If voters approve the measure, it would impose a levy of 16 cents per square foot of building improvements on properties within the district – on a 1,700-square-foot home, that would be another $272 of tax per year. Exemptions would be provided for parcels owned by people 65 and older using the property as their primary residence.
Measure EE was placed on the June ballot in the wake of January’s nine-day strike, the first LAUSD teachers’ strike in 30 years. The deal that ended the strike included a 6 percent pay raise for teachers, and more funding to hire support personnel like nurses, librarians and counselors.
The strike was an impressive show of solidarity by teachers and parents who chose to support them by keeping their children out of school for six days. On the first day of the strike, nearly 160,000 students were absent from LAUSD campuses, which serve nearly half a million students.READ MORE: BTS Kicks Off Second Of 4 Shows At SoFi Stadium In Inglewood
Beutner says he was not surprised by the strike and the support for teachers because he shares those same values. But now comes the time to consider how to pay for it.
“For about 75 cents a day, we can start down the path to reduce class size, to add more counselors, nurses, librarians,” he said.
Critics of the measure, like the L.A. Chamber of Commerce and the California Taxpayers Association, say the money raised from EE would flow into the general fund, and not necessarily into classrooms. A statement from the president of the Howard Jarvis Taxpayers Association says in part, “Measure EE is a tax increase of $160 per 1,000 square feet of every home, apartment and every other building within the LAUSD boundaries. The money is not guaranteed to go into the classroom.”
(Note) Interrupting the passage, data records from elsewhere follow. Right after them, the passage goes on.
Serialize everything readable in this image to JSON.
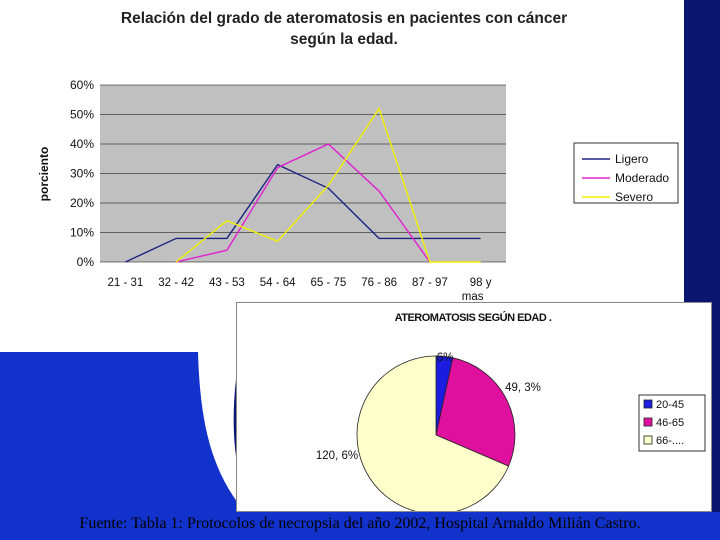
{
  "slide": {
    "caption": "Fuente: Tabla 1: Protocolos de necropsia del año 2002, Hospital Arnaldo Milián Castro.",
    "colors": {
      "background": "#ffffff",
      "accent_blue": "#1133cc",
      "accent_dark": "#0a1670"
    }
  },
  "chart_data": [
    {
      "type": "line",
      "title_line1": "Relación del grado de ateromatosis en pacientes con cáncer",
      "title_line2": "según la  edad.",
      "ylabel": "porciento",
      "xlabel": "",
      "categories": [
        "21 - 31",
        "32 - 42",
        "43 - 53",
        "54 - 64",
        "65 - 75",
        "76 - 86",
        "87 - 97",
        "98 y mas"
      ],
      "ylim": [
        0,
        60
      ],
      "yticks": [
        "0%",
        "10%",
        "20%",
        "30%",
        "40%",
        "50%",
        "60%"
      ],
      "grid": true,
      "legend_position": "right",
      "plot_background": "#c0c0c0",
      "series": [
        {
          "name": "Ligero",
          "color": "#1a237e",
          "values": [
            0,
            8,
            8,
            33,
            25,
            8,
            8,
            8
          ]
        },
        {
          "name": "Moderado",
          "color": "#e020d0",
          "values": [
            null,
            0,
            4,
            32,
            40,
            24,
            0,
            null
          ]
        },
        {
          "name": "Severo",
          "color": "#f0f000",
          "values": [
            null,
            0,
            14,
            7,
            26,
            52,
            0,
            0
          ]
        }
      ]
    },
    {
      "type": "pie",
      "title": "ATEROMATOSIS SEGÚN EDAD .",
      "legend_position": "right",
      "slices": [
        {
          "name": "20-45",
          "value": 6,
          "label": "6%",
          "color": "#1c1ce0"
        },
        {
          "name": "46-65",
          "value": 49.3,
          "label": "49, 3%",
          "color": "#e0109e"
        },
        {
          "name": "66-....",
          "value": 120.6,
          "label": "120, 6%",
          "color": "#ffffcc"
        }
      ]
    }
  ]
}
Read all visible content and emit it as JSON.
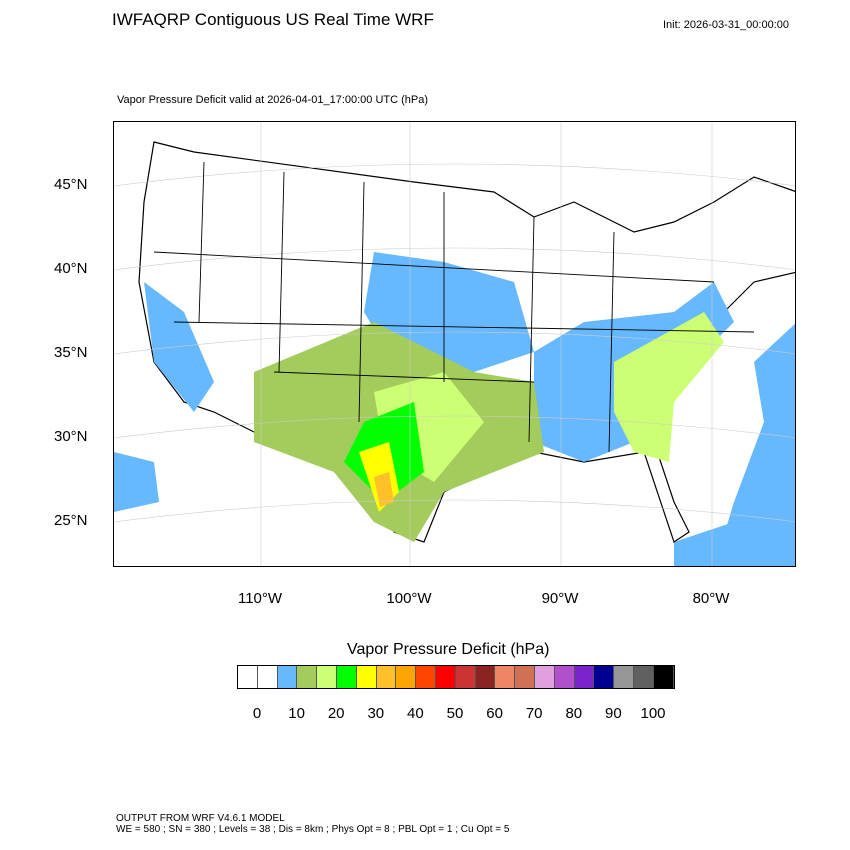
{
  "title": "IWFAQRP Contiguous US Real Time WRF",
  "init": "Init: 2026-03-31_00:00:00",
  "subtitle": "Vapor Pressure Deficit valid at 2026-04-01_17:00:00 UTC   (hPa)",
  "lat_labels": [
    "45°N",
    "40°N",
    "35°N",
    "30°N",
    "25°N"
  ],
  "lon_labels": [
    "110°W",
    "100°W",
    "90°W",
    "80°W"
  ],
  "colorbar": {
    "title": "Vapor Pressure Deficit  (hPa)",
    "colors": [
      "#ffffff",
      "#ffffff",
      "#66b8ff",
      "#a3cc5c",
      "#ccff73",
      "#00ff00",
      "#ffff00",
      "#ffc02a",
      "#ffa500",
      "#ff4500",
      "#ff0000",
      "#cc3333",
      "#8b2323",
      "#f08566",
      "#d07055",
      "#e0a0dd",
      "#b050cc",
      "#7a22cc",
      "#000090",
      "#969696",
      "#606060",
      "#000000"
    ],
    "labels": [
      "0",
      "10",
      "20",
      "30",
      "40",
      "50",
      "60",
      "70",
      "80",
      "90",
      "100"
    ]
  },
  "footer": {
    "line1": "OUTPUT FROM WRF V4.6.1 MODEL",
    "line2": "WE = 580 ; SN = 380 ; Levels = 38 ; Dis = 8km ; Phys Opt = 8 ; PBL Opt = 1 ; Cu Opt = 5"
  }
}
Beutner, a former investment banker and publisher of the Los Angeles Times whose appointment as the superintendent of the second-largest school district in the nation was rather controversial, disputes claims that the money raised from Measure EE will be misused.MORE NEWS: Lakers Top Pistons, 110-106, One Week After Scuffle Between Two Teams Took Place
“Ninety-five percent of our money goes to schools. We’re reducing the administrative side, we’re reducing health care costs. All those things are being done,” Beutner said. “[Measure EE] is just a referendum on whether we believe in public education.”